How many hours in my lifetime will I spend trying to remove baked goods from old pans? How many hours will I spend soaking the dishes, and then scrubbing those dishes? Is it worth my time?
This is not the first time I have considered using cooking sprays. Until now my reasons for not using it have been:
1. The packaging is bad for the environment
2. The oil is probably hydrogenated
3. It's probably made with chemicals and additives
4. It's a waste of money- I could just use margarine or cooking oil
Now, where I am with this decision has changed in these past 20 minutes because now I am considering TIME, whereas before tonight, my major motivation behind senseless prying, soaking, and scrubbing, was the environment, my health, and my pocketbook (what a cliche. Do you really think I carry a pocketbook? Does anyone even carry a pocketbook anymore?)
Yes, I have been thinking about my life lately- how long do I really have here on earth? What if these are my last few months and I am diagnosed with some rare form of cancer? I have never thought of these things before recent. Maybe it's because I am 27 now. One of my teachers told me that a person only begins to think long-term once they get to be 27. It sounds true to me.
So, back to the cooking spray. If this is boring to you, it will get worse. How do Evolution and Cooking Spray interrelate? Please remember that I have only just begun to think this through. Very honestly, it has been 30 minutes since the thought arrived in my consciousness.
HERE IT IS! My BIG idea. If people are unwilling to adopt a technology such as cooking spray, are they denying themselves a connection to evolution as we know it? We are a society whose understanding of life is gigantically dependent upon physical objects. We need food, homes, cutlery, dishes....
I can speak for only myself and the people I am surrounded by, when I say that the old norm of "food, clothing, shelter" as basic human necessities is OLD indeed. We don't just need those basic things to feel satisfied. We need more. Some people will argue that the 'need' is only a fictional need, and that what we truly need is within ourselves. If that is the case, then I simply cannot agree. How is it possible that I am happier with a closet full of beautiful clothes than I am with my basic necessities, if what makes people truly happy is found within? Please refrain from answering that question, because I have heard countless explanations, and none of them fit better than the one I am explaining to you- the one that makes me truly happy.
So back to Cooking Spray. If we do not adopt cooking spray, and we spend countless hours cleaning "baked on grease," we are limiting our ability to evolve. We are becoming less efficient individuals. The people using the cooking spray have more time to self reflect. They have more time to put their energies to better things than cleaning.
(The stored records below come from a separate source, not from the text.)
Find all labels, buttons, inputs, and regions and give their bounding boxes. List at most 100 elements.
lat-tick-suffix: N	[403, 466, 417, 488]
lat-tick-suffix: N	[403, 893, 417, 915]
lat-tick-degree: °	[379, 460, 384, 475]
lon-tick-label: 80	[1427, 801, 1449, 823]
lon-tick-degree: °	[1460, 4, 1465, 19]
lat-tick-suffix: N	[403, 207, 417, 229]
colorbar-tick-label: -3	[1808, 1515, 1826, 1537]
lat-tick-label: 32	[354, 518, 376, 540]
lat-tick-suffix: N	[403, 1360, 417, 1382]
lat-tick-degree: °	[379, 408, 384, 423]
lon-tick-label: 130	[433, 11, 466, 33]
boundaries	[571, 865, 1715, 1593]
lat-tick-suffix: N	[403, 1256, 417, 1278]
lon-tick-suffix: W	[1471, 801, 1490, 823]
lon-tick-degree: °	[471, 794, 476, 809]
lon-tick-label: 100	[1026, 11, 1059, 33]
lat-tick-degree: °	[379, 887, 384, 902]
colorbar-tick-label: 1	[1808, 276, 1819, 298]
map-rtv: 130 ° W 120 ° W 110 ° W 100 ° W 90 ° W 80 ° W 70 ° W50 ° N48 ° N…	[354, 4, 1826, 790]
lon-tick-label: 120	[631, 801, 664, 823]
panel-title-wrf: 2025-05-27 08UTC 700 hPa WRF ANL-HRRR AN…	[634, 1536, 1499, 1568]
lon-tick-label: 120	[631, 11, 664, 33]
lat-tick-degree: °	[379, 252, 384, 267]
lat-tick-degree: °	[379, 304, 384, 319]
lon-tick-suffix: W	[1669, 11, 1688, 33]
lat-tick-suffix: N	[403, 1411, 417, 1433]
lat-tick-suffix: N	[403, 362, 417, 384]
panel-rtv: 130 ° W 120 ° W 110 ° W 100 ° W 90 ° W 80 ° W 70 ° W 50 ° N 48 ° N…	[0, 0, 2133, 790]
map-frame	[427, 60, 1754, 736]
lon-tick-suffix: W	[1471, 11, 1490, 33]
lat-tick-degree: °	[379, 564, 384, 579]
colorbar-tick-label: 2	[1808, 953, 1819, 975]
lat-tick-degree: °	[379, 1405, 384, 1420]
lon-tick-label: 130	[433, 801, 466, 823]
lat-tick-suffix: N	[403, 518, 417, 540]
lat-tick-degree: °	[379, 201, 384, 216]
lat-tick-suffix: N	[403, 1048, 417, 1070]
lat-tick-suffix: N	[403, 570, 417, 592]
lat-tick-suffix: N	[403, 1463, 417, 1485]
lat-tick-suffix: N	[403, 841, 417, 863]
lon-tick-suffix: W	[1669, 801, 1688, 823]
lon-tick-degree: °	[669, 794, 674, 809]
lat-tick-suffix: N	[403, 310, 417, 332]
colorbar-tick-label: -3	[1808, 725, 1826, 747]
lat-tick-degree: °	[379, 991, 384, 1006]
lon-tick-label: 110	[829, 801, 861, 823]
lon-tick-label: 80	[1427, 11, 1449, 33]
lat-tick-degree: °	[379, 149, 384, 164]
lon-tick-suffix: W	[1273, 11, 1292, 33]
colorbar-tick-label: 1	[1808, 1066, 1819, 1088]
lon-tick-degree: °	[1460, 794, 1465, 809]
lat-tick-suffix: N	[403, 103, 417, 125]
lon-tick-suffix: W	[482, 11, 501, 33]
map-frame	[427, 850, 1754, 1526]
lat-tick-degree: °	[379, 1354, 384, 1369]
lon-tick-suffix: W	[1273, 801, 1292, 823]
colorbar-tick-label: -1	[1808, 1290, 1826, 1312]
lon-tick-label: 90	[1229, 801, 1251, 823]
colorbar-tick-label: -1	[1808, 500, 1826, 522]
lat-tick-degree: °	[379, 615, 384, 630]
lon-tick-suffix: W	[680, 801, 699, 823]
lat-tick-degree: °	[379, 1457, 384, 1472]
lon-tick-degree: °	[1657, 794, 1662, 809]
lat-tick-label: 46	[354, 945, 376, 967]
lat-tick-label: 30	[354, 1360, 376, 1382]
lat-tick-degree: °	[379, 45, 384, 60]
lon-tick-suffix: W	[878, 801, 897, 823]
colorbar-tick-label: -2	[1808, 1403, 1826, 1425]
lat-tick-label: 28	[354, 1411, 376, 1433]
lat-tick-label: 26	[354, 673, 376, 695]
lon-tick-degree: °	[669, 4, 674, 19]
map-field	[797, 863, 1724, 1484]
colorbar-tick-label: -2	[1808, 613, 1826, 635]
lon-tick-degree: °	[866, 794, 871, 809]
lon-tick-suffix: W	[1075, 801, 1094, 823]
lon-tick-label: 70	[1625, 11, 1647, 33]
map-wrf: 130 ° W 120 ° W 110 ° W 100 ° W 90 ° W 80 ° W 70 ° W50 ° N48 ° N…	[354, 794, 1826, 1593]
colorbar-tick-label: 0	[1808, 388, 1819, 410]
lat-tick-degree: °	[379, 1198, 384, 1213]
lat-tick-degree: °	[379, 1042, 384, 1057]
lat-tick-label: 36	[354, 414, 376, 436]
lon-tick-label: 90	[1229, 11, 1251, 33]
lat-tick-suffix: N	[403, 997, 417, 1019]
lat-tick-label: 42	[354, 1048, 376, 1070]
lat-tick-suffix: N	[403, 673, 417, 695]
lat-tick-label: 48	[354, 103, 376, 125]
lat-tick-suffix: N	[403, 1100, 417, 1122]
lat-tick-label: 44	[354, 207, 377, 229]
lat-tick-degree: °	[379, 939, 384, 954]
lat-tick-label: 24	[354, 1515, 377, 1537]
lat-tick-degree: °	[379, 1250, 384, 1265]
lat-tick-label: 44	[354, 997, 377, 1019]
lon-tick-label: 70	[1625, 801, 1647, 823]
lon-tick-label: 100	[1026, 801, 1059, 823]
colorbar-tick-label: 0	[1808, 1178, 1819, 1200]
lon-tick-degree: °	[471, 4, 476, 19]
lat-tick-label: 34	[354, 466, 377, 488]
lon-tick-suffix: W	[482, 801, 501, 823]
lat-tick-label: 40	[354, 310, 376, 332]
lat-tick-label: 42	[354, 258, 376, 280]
Environmental damage due to aerosol is likely, but debatable. Health effects from chemicals are extremely unknown. We're living longer than ever before (as far as we think). Is a $10 can of cooking spray worth my time?
It's an unfortunate stress that a person must face, when making a decision in today's world. Will my decision impact the environment (most will). Will I be hurting my body (have you see the grocery store and our food practices?) Will I be hurting my family by choosing chemicals over natural (possibly, but it's equally as likely that the air we breathe is just as polluted as the foods we eat). Is it worth my money (what money? We pay for everything with pieces of plastic- better yet, pieces of paper and metal that are nearly extinct).
So, let me ask myself again, "are you willing to fall behind in the evolution of our human species just because you're too cheap to buy a can of aerosol cooking spray?"